Sarah says: I have to say that I agree with Pat D.’s comments on the subject: “…Manila had to be “tweaked” to do all the things I had it doing. Hmm – that’s right. But then again, everything I do in a classroom has to be “tweaked.” “Everyone’s going to want to use the tool in a different way, according to their pedagogical goals, etc. People are always going to pick and choose amongst the feature set that a tool offers. Does the perfect tool exist, and is it worth spending the programming time and dollars to build your own?” True. I guess I’m seeing an opportunity for those of us who are not completely satisfied with what we use to help create something that’s 95% effective instead of 80%. There will always be room for tweaking for the hard-core users among us. Not going to happen with the other 28 people in my department or 225 or so teachers at my school. It’s different from tweaking the way you teach a class, which every good teacher has the skills to do. Very few good teachers have the skills to take a technology like weblogs and tweak it for their own purposes the way Pat and Sarah and Peter and I and the others have. So I have to say yes, it is worth the programming time and dollars to do it, because I really believe the technology won’t be adopted by many good teachers who could use it well unless we do so.
Chris, who is gladly back writing, I think echoes these thoughts when he says: “My caution was that what Patrick was showing to the group gathered that evening within and among the many sites he is using is pushing what is mostly promised but not fully realized interoperable technology, and requires at this point a fair amount of manual tweaking, which is the result of a lot of skill, knowledge, and touch acquired over maybe a year and a half. While that’s fine for advanced users, it’s not going to be fine for these other groups new to this technology, especially if one expects to see results out of real work within a few months, and even more especially if there isn’t better than adequate suport for the user, which means not only technical support but also support and advice for on-line communities about logistics, process, and appropriate applications.” (See full post for context.)
And Sebastian weighs in (at least I’ve got people talking about it…) “What is missing are the “translators” the folks that understand enough of the technology and its limits AND education.” (Again, see full post for context.) He’s right, but what we have to do is bring those people together.
Here’s one idea: maybe we should contact Pyra, and p-machine, and other developers, give them our criteria/wish list and see what they say. Certainly, the entrepreneurs out there wouldn’t be blind to a huge potential market, and I don’t think we’re asking for all that much more than any one of these softwares already offer. It’s crucial that we put our brains together and develop the criteria, which is the discussion I’m trying to start.
Look, Blogger didn’t cost me any money. It didn’t take any time to set up. I can teach it to my colleagues in minutes. It needs little support. It tweaks using html, which at its most basic level is pretty easy to learn. It runs on a regular old NT server or similar. Yes, it needs a commenting feature. It needs some column creation capability. It needs a few more things. But I have to tell you that when I think about buying Manila licenses and a Frontier server, or getting php and mySQL, or whatever else I need for those other platforms, I start losing interest. We’re not normal here, gang! (Someone argue with me, please!) Let’s start counting how many hours we’ve taken to learn and read and tweak and build. Then take maybe 1% of that number and you’ll come close to the reality of what a normal classroom teacher will spend on it.

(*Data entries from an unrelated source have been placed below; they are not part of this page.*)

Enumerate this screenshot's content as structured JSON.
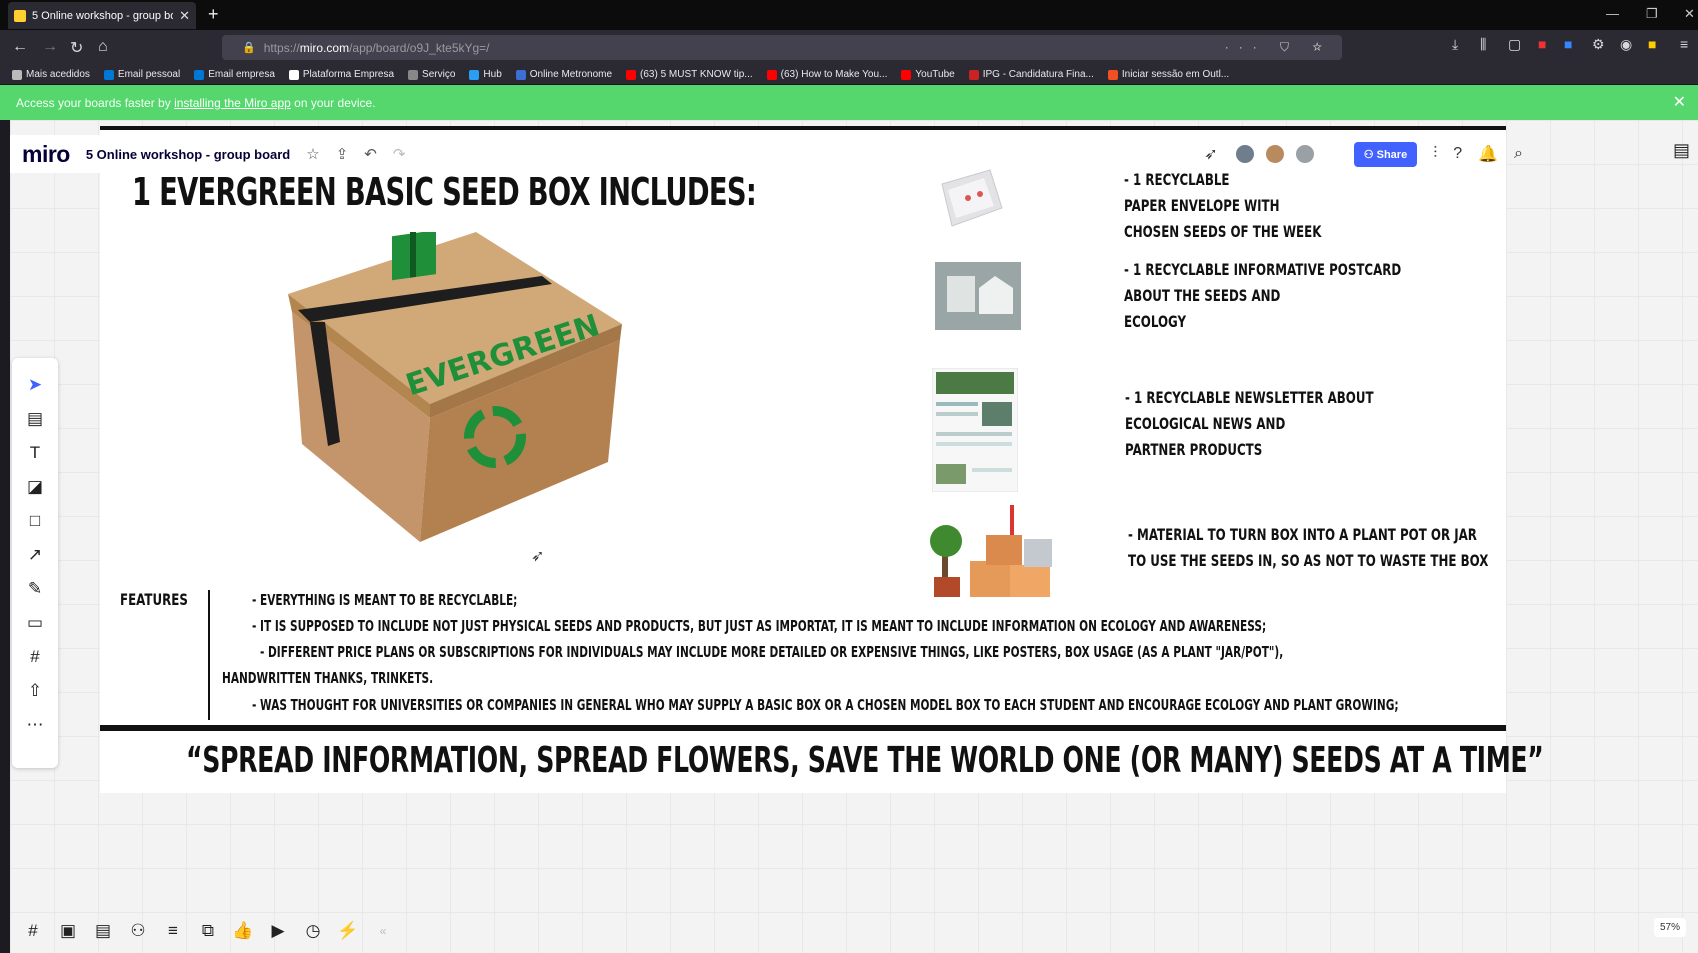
{
  "browser": {
    "tab_title": "5 Online workshop - group bo",
    "url_prefix": "https://",
    "url_domain": "miro.com",
    "url_path": "/app/board/o9J_kte5kYg=/",
    "bookmarks": [
      {
        "label": "Mais acedidos",
        "color": "#bbbbbb"
      },
      {
        "label": "Email pessoal",
        "color": "#0078d4"
      },
      {
        "label": "Email empresa",
        "color": "#0078d4"
      },
      {
        "label": "Plataforma Empresa",
        "color": "#ffffff"
      },
      {
        "label": "Serviço",
        "color": "#888888"
      },
      {
        "label": "Hub",
        "color": "#2a9df4"
      },
      {
        "label": "Online Metronome",
        "color": "#3b6fd6"
      },
      {
        "label": "(63) 5 MUST KNOW tip...",
        "color": "#ff0000"
      },
      {
        "label": "(63) How to Make You...",
        "color": "#ff0000"
      },
      {
        "label": "YouTube",
        "color": "#ff0000"
      },
      {
        "label": "IPG - Candidatura Fina...",
        "color": "#cc2222"
      },
      {
        "label": "Iniciar sessão em Outl...",
        "color": "#f25022"
      }
    ]
  },
  "banner": {
    "prefix": "Access your boards faster by ",
    "link": "installing the Miro app",
    "suffix": " on your device."
  },
  "miro": {
    "logo": "miro",
    "board_name": "5 Online workshop - group board",
    "share_label": "Share",
    "zoom": "57%"
  },
  "content": {
    "headline": "1 EVERGREEN BASIC SEED  BOX INCLUDES:",
    "box_brand": "EVERGREEN",
    "items": [
      {
        "text": "- 1 RECYCLABLE\nPAPER ENVELOPE WITH\nCHOSEN SEEDS OF THE WEEK"
      },
      {
        "text": "- 1 RECYCLABLE INFORMATIVE POSTCARD\nABOUT THE SEEDS AND\nECOLOGY"
      },
      {
        "text": "- 1 RECYCLABLE NEWSLETTER ABOUT\nECOLOGICAL NEWS AND\nPARTNER PRODUCTS"
      },
      {
        "text": "- MATERIAL TO TURN BOX INTO A PLANT POT OR JAR\nTO USE THE SEEDS IN, SO AS NOT TO WASTE THE BOX"
      }
    ],
    "features_label": "FEATURES",
    "features": [
      "- EVERYTHING IS MEANT TO BE RECYCLABLE;",
      "- IT IS SUPPOSED TO INCLUDE NOT JUST PHYSICAL SEEDS AND PRODUCTS, BUT JUST AS IMPORTAT, IT IS MEANT TO INCLUDE INFORMATION ON ECOLOGY AND AWARENESS;",
      "- DIFFERENT PRICE PLANS OR SUBSCRIPTIONS FOR INDIVIDUALS MAY INCLUDE MORE DETAILED OR EXPENSIVE THINGS, LIKE POSTERS, BOX USAGE (AS A PLANT \"JAR/POT\"),",
      "HANDWRITTEN THANKS, TRINKETS.",
      "- WAS THOUGHT FOR UNIVERSITIES OR COMPANIES IN GENERAL WHO MAY SUPPLY A BASIC BOX OR A CHOSEN MODEL BOX TO EACH STUDENT AND ENCOURAGE ECOLOGY AND PLANT GROWING;"
    ],
    "quote": "“SPREAD INFORMATION, SPREAD FLOWERS, SAVE THE WORLD ONE (OR MANY) SEEDS AT A TIME”"
  },
  "colors": {
    "banner": "#55d76e",
    "share": "#4262ff",
    "box": "#c89a68",
    "brand_green": "#1f8f3a"
  }
}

Maybe I’m wrong, I dunno…I just think now is the time to do it, while there are still a lot of people out there willing to have a go at it because they realize the market potential. Call me crazy.
Joe Luft is a classroom teacher from The Brooklyn International School who has taken the weblog dive. (You only have a very short time to come to your senses, Joe.) He says: “To make weblogs really work as a widely used educational tool and to really revolutionize classroom use of the web, we need a tool that makes it as painless as possible.” I just don’t think we’ve found it yet.